Question

Find the equation of an ellipse whose axes lie along coordinate axes and which passes through (4,3) and (-1,4).

Answer 1

Let the equation of the required ellipse be
$\frac{x^2}{a^2}+\frac{y^2}{b^2}=1$, where a>b ...(i)
The required ellipse passes through (4,3) and (-1,4)
$\therefore \frac{(4{)}^2}{a^2}+\frac{(3{)}^2}{b^2}=1$
$\frac{16}{a^2}+\frac{9}{b^2}=1$
$\Rightarrow 16b^2+9a^2=a^2{b}^2$ ...(ii)

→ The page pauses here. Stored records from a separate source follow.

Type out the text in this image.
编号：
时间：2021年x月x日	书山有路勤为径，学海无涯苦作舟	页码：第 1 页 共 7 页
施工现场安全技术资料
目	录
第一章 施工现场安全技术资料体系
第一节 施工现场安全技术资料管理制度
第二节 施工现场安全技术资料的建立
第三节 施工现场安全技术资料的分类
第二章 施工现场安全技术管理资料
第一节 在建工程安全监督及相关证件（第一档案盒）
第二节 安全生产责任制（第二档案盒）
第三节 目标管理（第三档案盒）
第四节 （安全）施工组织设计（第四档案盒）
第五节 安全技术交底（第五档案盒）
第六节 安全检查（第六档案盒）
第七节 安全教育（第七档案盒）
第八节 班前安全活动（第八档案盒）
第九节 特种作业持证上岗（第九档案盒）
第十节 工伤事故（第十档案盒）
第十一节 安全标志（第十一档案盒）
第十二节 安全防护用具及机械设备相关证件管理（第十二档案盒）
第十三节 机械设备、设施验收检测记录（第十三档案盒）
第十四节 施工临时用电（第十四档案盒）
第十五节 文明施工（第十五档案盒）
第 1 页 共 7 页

and $\frac{(-1{)}^2}{a^2}+\frac{(4{)}^2}{b^2}=1$
$\Rightarrow \frac{1}{a^2}\times \frac{16}{b^2}=1$
$\Rightarrow b^2+16a^2=a^2{b}^2$ ...(iii)

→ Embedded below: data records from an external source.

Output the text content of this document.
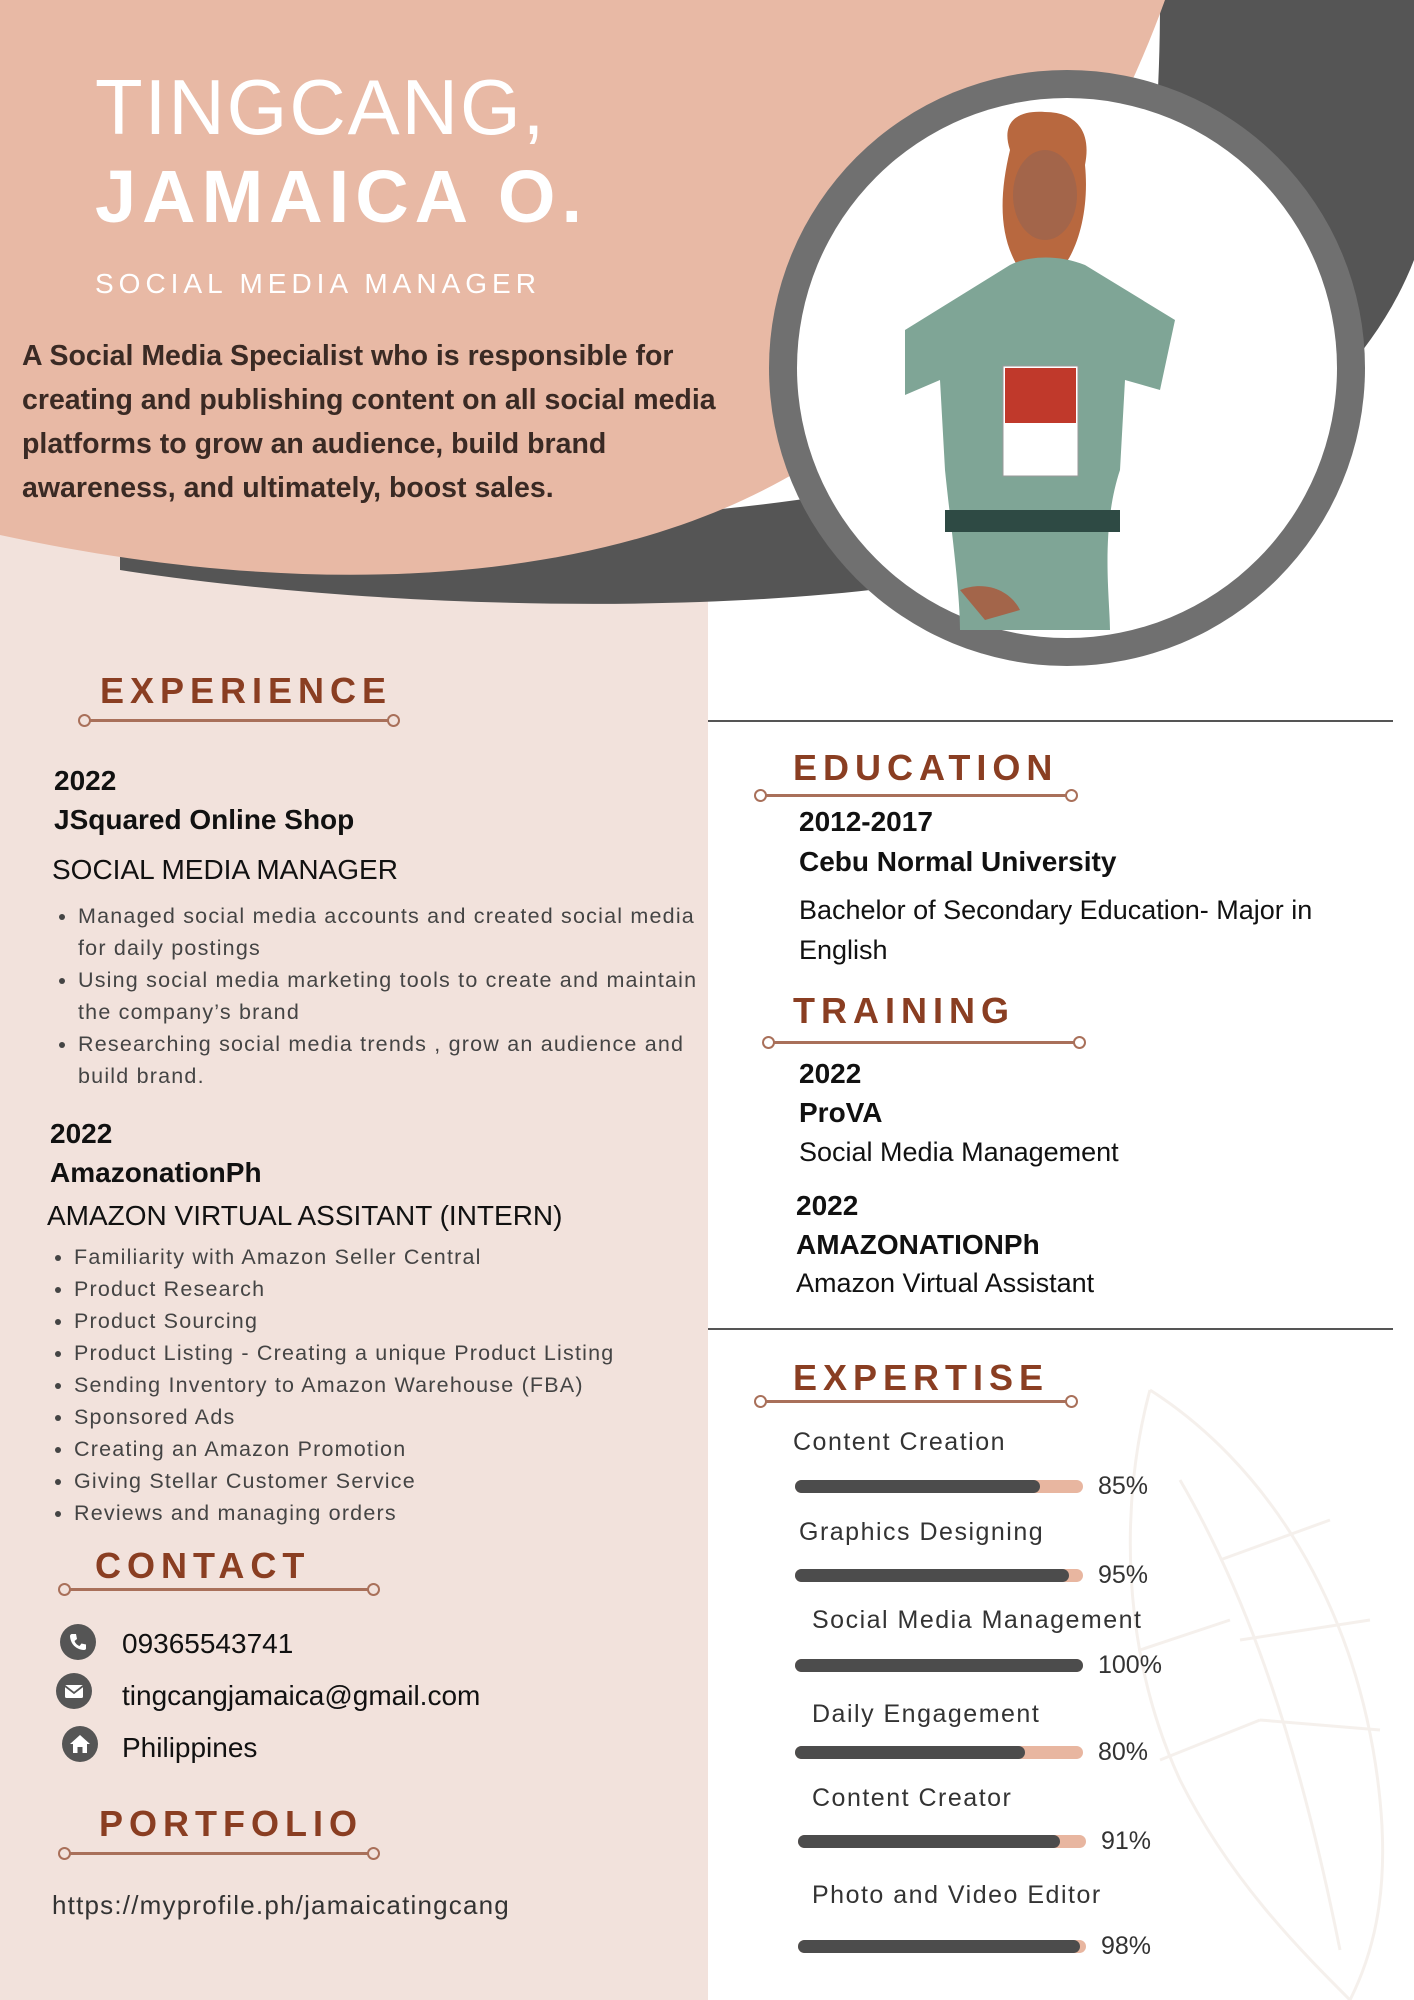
TINGCANG,
JAMAICA O.
SOCIAL MEDIA MANAGER
A Social Media Specialist who is responsible for creating and publishing content on all social media platforms to grow an audience, build brand awareness, and ultimately, boost sales.
EXPERIENCE
2022
JSquared Online Shop
SOCIAL MEDIA MANAGER
• Managed social media accounts and created social media for daily postings
• Using social media marketing tools to create and maintain the company’s brand
• Researching social media trends , grow an audience and build brand.
2022
AmazonationPh
AMAZON VIRTUAL ASSITANT (INTERN)
• Familiarity with Amazon Seller Central
• Product Research
• Product Sourcing
• Product Listing - Creating a unique Product Listing
• Sending Inventory to Amazon Warehouse (FBA)
• Sponsored Ads
• Creating an Amazon Promotion
• Giving Stellar Customer Service
• Reviews and managing orders
CONTACT
09365543741
tingcangjamaica@gmail.com
Philippines
PORTFOLIO
https://myprofile.ph/jamaicatingcang
EDUCATION
2012-2017
Cebu Normal University
Bachelor of Secondary Education- Major in English
TRAINING
2022
ProVA
Social Media Management
2022
AMAZONATIONPh
Amazon Virtual Assistant
EXPERTISE
Content Creation
85%
Graphics Designing
95%
Social Media Management
100%
Daily Engagement
80%
Content Creator
91%
Photo and Video Editor
98%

Multiplying equation (iii) by 16, we get
$16b^2+256a^2=16a^2{b}^2$ ...(iv)
Substracting equation (ii) from equation (iv), we get
$256a^2-9a^2=16a^2{b}^2-a^2{b}^2$
$\Rightarrow 247a^2=15a^2{b}^2$
$\Rightarrow \frac{247}{15}=b^2$
$\Rightarrow b^2=\frac{247}{15}$
Putting $b^2=\frac{247}{15}$ in equation (iii), we get
$\frac{247}{15}+16a^2=a^2\times \frac{247}{15}$
$\Rightarrow 16a^2-\frac{247a^2}{15}=\frac{-247}{15}$
$\Rightarrow \frac{240a^2-247a^2}{15}=\frac{-247}{15}$
$\Rightarrow -7a^2=-247$
$\Rightarrow a^2=\frac{247}{7}$
Putting $a^2=\frac{247}{7}$ and $b^2=\frac{247}{15}$ in equation (i), we get,
$\frac{x^2}{\frac{247}{7}}+\frac{y^2}{\frac{247}{15}}=1$
$\Rightarrow \frac{7x^2}{247}+\frac{15y^2}{247}=1$
This is the equation of the required ellipse.